Cyrillic Capital Letter Crossed O Ꚛ
Ꚛ (U+A69A) is a standard Unicode character that you can copy and paste anywhere text is accepted. This page provides a concise reference with safe tips, internal links, and practical guidance so you can use it reliably across apps and platforms.
What it is and where it’s used: Cyrillic Capital Letter Crossed O is part of the Symbols family (block: Cyrillic Extended-B). If you need styled or decorative alternatives, try our Fancy Text tool to generate compatible text that works in most modern interfaces.
History & usage: The character is named CYRILLIC CAPITAL LETTER CROSSED O. Its code point is U+A69A. It belongs to the Cyrillic Extended-B block and uses the Cyrillic script. In appearance, it shows an O with a diagonal cross bar. It is part of a broader set of Cyrillic letters used in some languages and in various text systems. In typographic practice, it is not a common everyday letter for most readers, but it exists in certain font families and encoded text. Its history is tied to the extension of Cyrillic characters to cover more sounds and writing needs. When you see it in data or font charts, it may be treated as a distinct letter or as a variant glyph depending on the font. For usage in interfaces, a click or action symbol can use a cross shape that resembles a crossed O. A cross symbol often denotes close/delete in UI or an incorrect state, context permitting. This practical use is separate from the character’s linguistic role and helps with iconography and user feedback in software.

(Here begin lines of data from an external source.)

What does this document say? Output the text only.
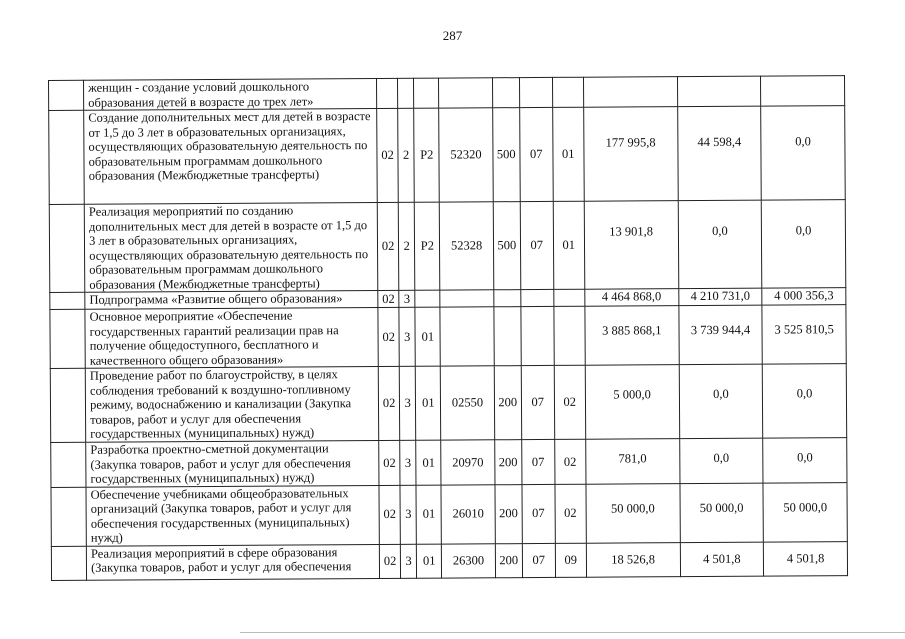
287
	женщин - создание условий дошкольного образования детей в возрасте до трех лет»										
	Создание дополнительных мест для детей в возрасте от 1,5 до 3 лет в образовательных организациях, осуществляющих образовательную деятельность по образовательным программам дошкольного образования (Межбюджетные трансферты)	02	2	P2	52320	500	07	01	177 995,8	44 598,4	0,0
	Реализация мероприятий по созданию дополнительных мест для детей в возрасте от 1,5 до 3 лет в образовательных организациях, осуществляющих образовательную деятельность по образовательным программам дошкольного образования (Межбюджетные трансферты)	02	2	P2	52328	500	07	01	13 901,8	0,0	0,0
	Подпрограмма «Развитие общего образования»	02	3						4 464 868,0	4 210 731,0	4 000 356,3
	Основное мероприятие «Обеспечение государственных гарантий реализации прав на получение общедоступного, бесплатного и качественного общего образования»	02	3	01					3 885 868,1	3 739 944,4	3 525 810,5
	Проведение работ по благоустройству, в целях соблюдения требований к воздушно-топливному режиму, водоснабжению и канализации (Закупка товаров, работ и услуг для обеспечения государственных (муниципальных) нужд)	02	3	01	02550	200	07	02	5 000,0	0,0	0,0
	Разработка проектно-сметной документации (Закупка товаров, работ и услуг для обеспечения государственных (муниципальных) нужд)	02	3	01	20970	200	07	02	781,0	0,0	0,0
	Обеспечение учебниками общеобразовательных организаций (Закупка товаров, работ и услуг для обеспечения государственных (муниципальных) нужд)	02	3	01	26010	200	07	02	50 000,0	50 000,0	50 000,0
	Реализация мероприятий в сфере образования (Закупка товаров, работ и услуг для обеспечения	02	3	01	26300	200	07	09	18 526,8	4 501,8	4 501,8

Copy and input: the quickest method is to copy the character here. You can also insert it by its codepoint U+A69A
in many development tools or editors. Some operating systems provide a character viewer or input palette that lets you search by name or code and insert the glyph into documents.
Display and fallback: if you see an empty box (tofu) or a placeholder rectangle, the active font might not include this codepoint. Switching to a font with broader Unicode coverage or using a fallback font usually fixes the issue. On the web, ensure the page’s font stack includes a general‑purpose fallback.
Related references: browse the Categories for similar characters. When choosing a symbol, prefer the official codepoint for semantic clarity and better compatibility with search, copy, and accessibility tooling.
See our category page for related symbols.
Technical details
- Codepoint:
U+A69A
- General Category:
Lu
- Age:
7.0
- Bidi Class:
L
- Block:
Cyrillic Extended-B
- Script:
Cyrillic
- UTF-8:
EA 9A 9A
- UTF-16:
A69A
- UTF-32:
0000A69A
- HTML dec:
Ꚛ
- HTML hex:
Ꚛ
- JS escape:
\uA69A
- Python \N{}:
\N{CYRILLIC CAPITAL LETTER CROSSED O}
- Python \u:
\uA69A
- Python \U:
\U0000A69A
- URL-encoded:
%EA%9A%9A
- CSS escape:
\A69A
How to type / insert
Fast copy: click the Copy button near the top of this page.
By codepoint: in many editors and IDEs, you can insert via the Unicode code U+A69A
or a built‑in character picker.
HTML: use the numeric entity Ꚛ
(hex) or Ꚛ
(decimal) when an HTML entity is needed.
Compatibility & troubleshooting
Font support: if the symbol does not render, the current font likely lacks this codepoint. Choose a font with broad Unicode coverage or allow a fallback font.
Web pages: ensure your CSS font stack includes a general fallback; avoid relying on images for common symbols to preserve accessibility and copyability.